Ever Heard Of A Rooster That Can Lay Eggs?

Dual-sex chickens that are half rooster and half hen are so rare that few people in the poultry business even know about them. The condition is called “gynandromorphism”, a Latin word meaning female-male-form.

     In the 1920’s a Dr. Schaef from Ontario kept chickens in his backyard and one of those chickens looked like a rooster on one side and a hen on the other. Its behavior was confusing because it tried to mate with other hens but also laid eggs. Schaef decided to have it for dinner. After the bird had been plucked he noticed that each side of the bird was different. He also found a testicle on one side and an ovary on the other.

    After roasting and eating the rooster/hen, the good doctor cleaned the bones and gave them to an anatomy professor who wrote about it in 1923.

    The occurrence of gynandromorphism in chickens is rare, somewhere between one in 10,000 and one in 100,000, so it hasn’t been studied much. Animal science also hasn’t had the tools to observe reproduction or decipher the relationship between chromosomes and hormones until recently. One expert on the subject is Dr. Michael Clinton, from Scotland’s University of Edinburgh.

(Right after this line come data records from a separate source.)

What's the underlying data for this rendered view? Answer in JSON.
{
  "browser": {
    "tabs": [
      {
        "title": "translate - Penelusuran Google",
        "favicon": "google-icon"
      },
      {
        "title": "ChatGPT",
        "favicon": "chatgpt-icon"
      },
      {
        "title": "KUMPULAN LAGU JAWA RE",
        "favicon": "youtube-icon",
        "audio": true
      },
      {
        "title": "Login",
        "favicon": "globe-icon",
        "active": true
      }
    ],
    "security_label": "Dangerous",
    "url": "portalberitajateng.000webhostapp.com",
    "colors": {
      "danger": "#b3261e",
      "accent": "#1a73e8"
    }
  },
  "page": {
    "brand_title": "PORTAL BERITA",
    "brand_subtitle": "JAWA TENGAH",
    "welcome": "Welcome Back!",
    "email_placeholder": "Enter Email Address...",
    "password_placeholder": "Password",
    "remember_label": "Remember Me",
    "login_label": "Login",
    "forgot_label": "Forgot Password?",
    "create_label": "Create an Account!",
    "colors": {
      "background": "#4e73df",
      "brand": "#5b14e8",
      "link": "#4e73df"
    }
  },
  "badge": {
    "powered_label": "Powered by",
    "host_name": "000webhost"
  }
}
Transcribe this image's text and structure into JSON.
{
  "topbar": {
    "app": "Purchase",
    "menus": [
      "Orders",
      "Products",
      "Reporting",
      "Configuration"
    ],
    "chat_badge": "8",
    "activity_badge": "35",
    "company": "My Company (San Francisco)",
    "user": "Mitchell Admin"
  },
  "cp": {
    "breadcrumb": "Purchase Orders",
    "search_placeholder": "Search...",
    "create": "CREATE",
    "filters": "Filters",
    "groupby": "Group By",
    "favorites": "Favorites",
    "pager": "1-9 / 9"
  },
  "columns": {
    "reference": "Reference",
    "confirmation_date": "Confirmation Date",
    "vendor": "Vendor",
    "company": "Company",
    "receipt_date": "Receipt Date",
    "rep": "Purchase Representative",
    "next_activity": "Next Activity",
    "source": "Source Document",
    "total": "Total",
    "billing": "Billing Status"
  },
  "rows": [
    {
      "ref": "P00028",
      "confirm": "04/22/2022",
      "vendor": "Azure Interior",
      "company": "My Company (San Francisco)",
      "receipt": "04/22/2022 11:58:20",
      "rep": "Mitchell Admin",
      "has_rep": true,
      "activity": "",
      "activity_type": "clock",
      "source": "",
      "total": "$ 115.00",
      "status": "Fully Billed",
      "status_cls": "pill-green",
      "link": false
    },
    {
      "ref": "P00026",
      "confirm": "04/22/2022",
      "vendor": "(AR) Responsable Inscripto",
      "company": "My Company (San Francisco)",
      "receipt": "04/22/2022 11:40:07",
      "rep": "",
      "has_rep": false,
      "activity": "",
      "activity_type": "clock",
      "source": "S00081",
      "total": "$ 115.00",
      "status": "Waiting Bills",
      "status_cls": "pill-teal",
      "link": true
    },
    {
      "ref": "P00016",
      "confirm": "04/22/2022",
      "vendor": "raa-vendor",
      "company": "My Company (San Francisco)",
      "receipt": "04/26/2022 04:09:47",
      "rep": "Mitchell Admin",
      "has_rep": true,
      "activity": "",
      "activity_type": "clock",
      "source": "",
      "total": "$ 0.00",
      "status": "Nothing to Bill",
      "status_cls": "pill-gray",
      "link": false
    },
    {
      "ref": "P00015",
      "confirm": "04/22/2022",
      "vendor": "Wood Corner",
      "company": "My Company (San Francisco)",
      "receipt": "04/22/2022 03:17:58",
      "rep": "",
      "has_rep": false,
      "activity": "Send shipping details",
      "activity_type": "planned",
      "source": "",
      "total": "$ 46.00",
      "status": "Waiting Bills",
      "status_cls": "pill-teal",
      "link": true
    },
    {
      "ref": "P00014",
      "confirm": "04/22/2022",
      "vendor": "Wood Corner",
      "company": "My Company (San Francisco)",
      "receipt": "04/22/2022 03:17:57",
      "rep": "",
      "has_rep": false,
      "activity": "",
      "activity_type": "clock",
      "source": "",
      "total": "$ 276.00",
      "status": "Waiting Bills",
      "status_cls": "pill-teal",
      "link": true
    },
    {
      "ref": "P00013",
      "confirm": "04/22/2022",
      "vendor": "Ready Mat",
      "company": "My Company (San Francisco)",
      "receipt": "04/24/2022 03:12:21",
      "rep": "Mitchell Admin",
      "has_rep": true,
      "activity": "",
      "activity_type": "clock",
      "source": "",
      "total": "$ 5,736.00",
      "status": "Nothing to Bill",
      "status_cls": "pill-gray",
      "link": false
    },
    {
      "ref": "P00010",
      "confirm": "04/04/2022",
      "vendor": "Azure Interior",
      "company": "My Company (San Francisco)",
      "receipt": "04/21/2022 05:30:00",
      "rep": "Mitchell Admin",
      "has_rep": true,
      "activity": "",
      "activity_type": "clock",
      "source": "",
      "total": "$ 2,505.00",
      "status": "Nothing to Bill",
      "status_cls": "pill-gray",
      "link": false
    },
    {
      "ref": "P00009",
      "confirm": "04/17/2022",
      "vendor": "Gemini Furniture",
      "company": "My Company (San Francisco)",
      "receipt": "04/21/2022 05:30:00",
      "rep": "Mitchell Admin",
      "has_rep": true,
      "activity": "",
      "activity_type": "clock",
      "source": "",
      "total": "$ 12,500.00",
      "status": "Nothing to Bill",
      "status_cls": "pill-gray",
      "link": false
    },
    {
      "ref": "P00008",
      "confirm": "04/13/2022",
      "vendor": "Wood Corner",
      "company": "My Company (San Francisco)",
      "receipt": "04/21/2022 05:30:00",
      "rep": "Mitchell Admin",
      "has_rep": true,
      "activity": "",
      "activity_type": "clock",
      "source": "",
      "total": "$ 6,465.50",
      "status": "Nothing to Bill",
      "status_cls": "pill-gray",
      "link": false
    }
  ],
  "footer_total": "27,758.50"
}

   According to Dr. Clinton, gynandromorphism in chickens is caused by double fertilization and results in what looks like 2 opposite sex birds glued together.  The male side has larger bones and muscles. Even the male side of the vertebrae is larger. The bird will have a male and female kidney, and other internal organs such as the heart or brain may have male and female sides.

   Gynandromorphic chickens aren’t just a curiosity for Dr. Clinton. “If we can understand the differences between the male and female identities, then we can imagine making female birds with the same growth characteristics as males. That would increase productivity and food security.”

     Gynandromorph research also has implications for human health. “There are differences between males and females in susceptibility to a variety of diseases and stress. Conditions like MS, dementia, addiction, and heart disease are different in men and women. Understanding gynandromorph brain development and function may help us better understand behavior traits, diseases and other disorders.”

    Thankfully, the work of people like Dr. Jacob and Dr. Clinton could provide answers to many questions. The stranger-than-fiction chickens may one day lead to better health for humans.